Le climategate, ce faux scandale survenu il y a 10 ans cette semaine, n’a certainement pas affaibli la science du climat. Mais il a peut-être suffisamment détourné l’attention à l’époque pour avoir un impact politique.
Le 19 novembre 2009, un peu plus d’un millier de courriels étalés sur 13 ans, provenant d’échanges entre des climatologues de deux importants centres de recherche, un britannique et un américain, étaient dévoilés par un pirate informatique. Les mouvements climatosceptiques ont immédiatement prétendu que ces courriels révélaient l’existence d’un « complot » pour « dissimuler la vérité », une affirmation qu’ils appuyaient sur trois extraits sortis de leur contexte —et dont la véritable signification s’avèrerait rapidement n’avoir rien à voir avec un complot. Dans les deux années qui suivirent, pas moins de neuf enquêtes sur deux continents furent lancées, par les universités des chercheurs concernés, par des organismes subventionnaires et, dans deux cas, par des élus, ceux d’un comité du parlement britannique et ceux d’un comité du Congrès américain. Dans les neuf cas, les enquêtes conclurent à un « faux scandale » et à l’absence de faits pour incriminer qui que ce soit de quelque malversation que ce soit.
Mais sur le coup, ces courriels eurent un impact sur l’opinion publique, sur la couverture des négociations du climat dans certains médias — en particulier les médias campés les plus à droite — et sur les décideurs politiques. On était alors à moins d’un mois de la conférence annuelle des Nations Unies sur le climat qui, tenue à Copenhague, était censé accoucher — ou non — d’une entente pour un traité devant succéder au Protocole de Kyoto. La conférence est, depuis, souvent pointée du doigt comme ayant été un échec, et l’influence qu’a eu ce faux scandale continue d’être débattue 10 ans plus tard: pour les uns, la conférence était de toutes façons vouée à l’échec, les vents (qui semblaient favorables à une entente sur le climat au milieu des années 2000) ayant tourné dans la mauvaise direction. Pour les autres, le climategate a donné juste assez de carburant aux opposants pour se faire entendre sur la place publique pendant ces quelques semaines cruciales. Selon le Britannique Bob Ward, directeur des politiques à l’Institut Grantham de recherche sur le climat et l’environnement, interrogé cette semaine par The Guardian:
« Les politiciens de droite, alliés aux compagnies du secteur des carburants fossiles, ont utilisé leur influence pour répandre de fausses informations sur ces courriels et pour se battre contre des politiques de réduction des fossiles… Je suis sûr qu’ils feraient encore la même chose aujourd’hui. »

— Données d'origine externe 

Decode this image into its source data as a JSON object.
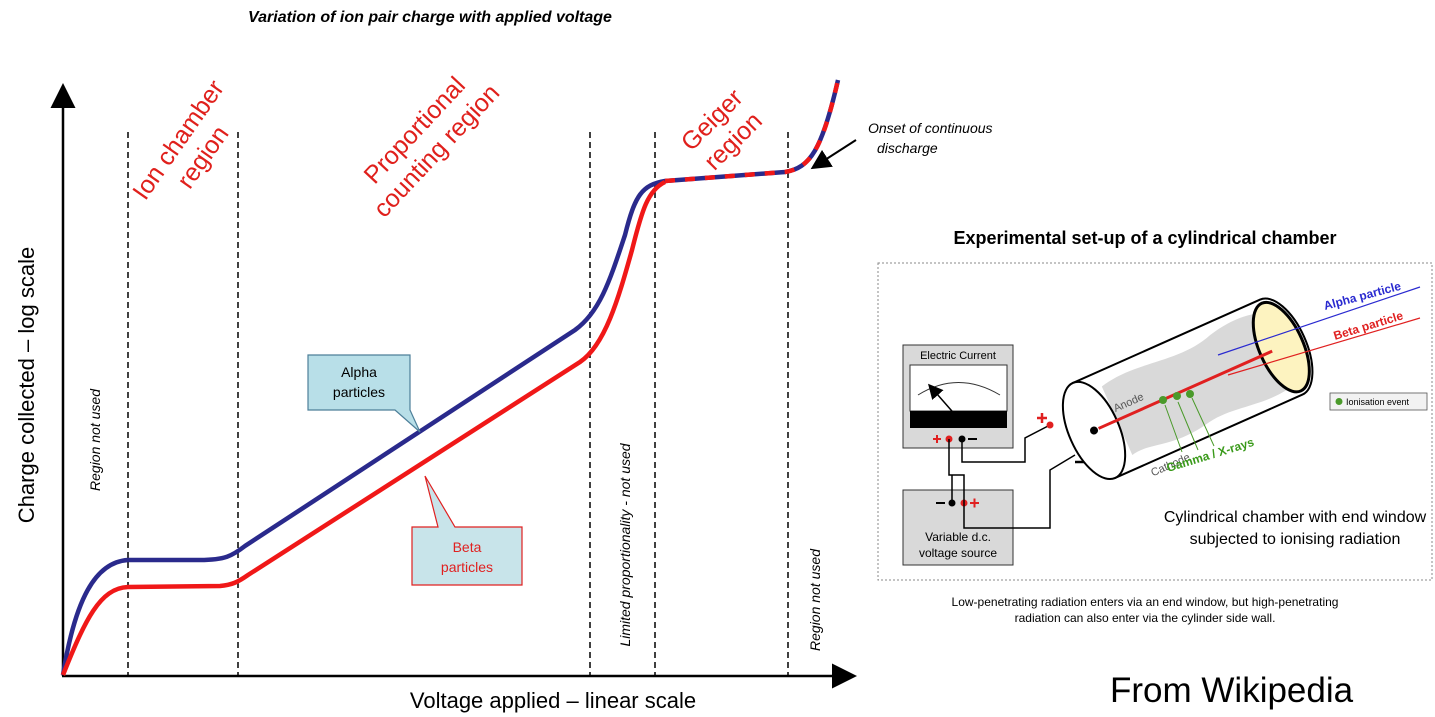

Ce fut par contre, pour plusieurs, une leçon de vulgarisation 101: les climatologues, leur ont reproché des professionnels de la communication dans les mois qui ont suivi, ont été trop nombreux à regarder de haut cette histoire, à nier qu’elle puisse avoir un impact, à rejeter l’idée qu’ils puissent manquer de transparence dans leurs communications auprès du public, et donc à ne pas voir la nécessité de répondre.

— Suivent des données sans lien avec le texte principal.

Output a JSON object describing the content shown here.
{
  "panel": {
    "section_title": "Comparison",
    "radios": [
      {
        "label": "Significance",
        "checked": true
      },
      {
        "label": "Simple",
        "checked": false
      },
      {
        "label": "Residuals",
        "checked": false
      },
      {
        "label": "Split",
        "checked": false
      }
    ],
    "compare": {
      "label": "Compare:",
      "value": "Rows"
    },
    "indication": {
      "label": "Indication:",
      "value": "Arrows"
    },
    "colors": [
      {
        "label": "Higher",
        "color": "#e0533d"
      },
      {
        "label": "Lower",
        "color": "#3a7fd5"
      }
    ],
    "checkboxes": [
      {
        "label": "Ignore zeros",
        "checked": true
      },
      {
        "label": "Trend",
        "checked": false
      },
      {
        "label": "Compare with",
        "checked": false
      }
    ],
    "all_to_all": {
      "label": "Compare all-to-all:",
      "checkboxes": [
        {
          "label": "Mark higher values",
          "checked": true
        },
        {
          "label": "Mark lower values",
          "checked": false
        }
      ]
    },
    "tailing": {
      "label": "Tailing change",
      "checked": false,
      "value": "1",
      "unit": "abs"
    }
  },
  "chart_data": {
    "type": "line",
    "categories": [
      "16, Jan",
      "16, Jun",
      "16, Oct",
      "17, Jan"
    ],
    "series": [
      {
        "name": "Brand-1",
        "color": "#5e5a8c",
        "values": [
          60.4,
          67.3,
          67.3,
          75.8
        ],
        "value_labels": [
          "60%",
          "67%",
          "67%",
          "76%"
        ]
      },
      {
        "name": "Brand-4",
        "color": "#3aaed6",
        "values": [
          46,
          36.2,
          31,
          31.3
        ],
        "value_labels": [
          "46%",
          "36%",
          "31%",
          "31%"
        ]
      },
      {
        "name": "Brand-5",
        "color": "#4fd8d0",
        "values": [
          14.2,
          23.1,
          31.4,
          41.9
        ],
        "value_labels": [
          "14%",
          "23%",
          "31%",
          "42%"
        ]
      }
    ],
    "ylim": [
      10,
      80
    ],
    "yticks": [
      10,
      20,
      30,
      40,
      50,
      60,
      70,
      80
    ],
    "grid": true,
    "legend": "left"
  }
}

Et le fait est que, 10 ans plus tard, ni les neuf enquêtes ni le déboulonnage des citations sorties de leur contexte n’empêchent des climatosceptiques de continuer de proclamer que le Britannique Phil Jones ou l’Américain Michael Mann étaient des fraudeurs. En l’absence de preuve, ils ne peuvent en parler qu’entre eux, tandis que les preuves d’un climat en train de changer continuent de s’accumuler, mais ils contribuent peut-être, à leur façon, à détourner une partie de l’attention.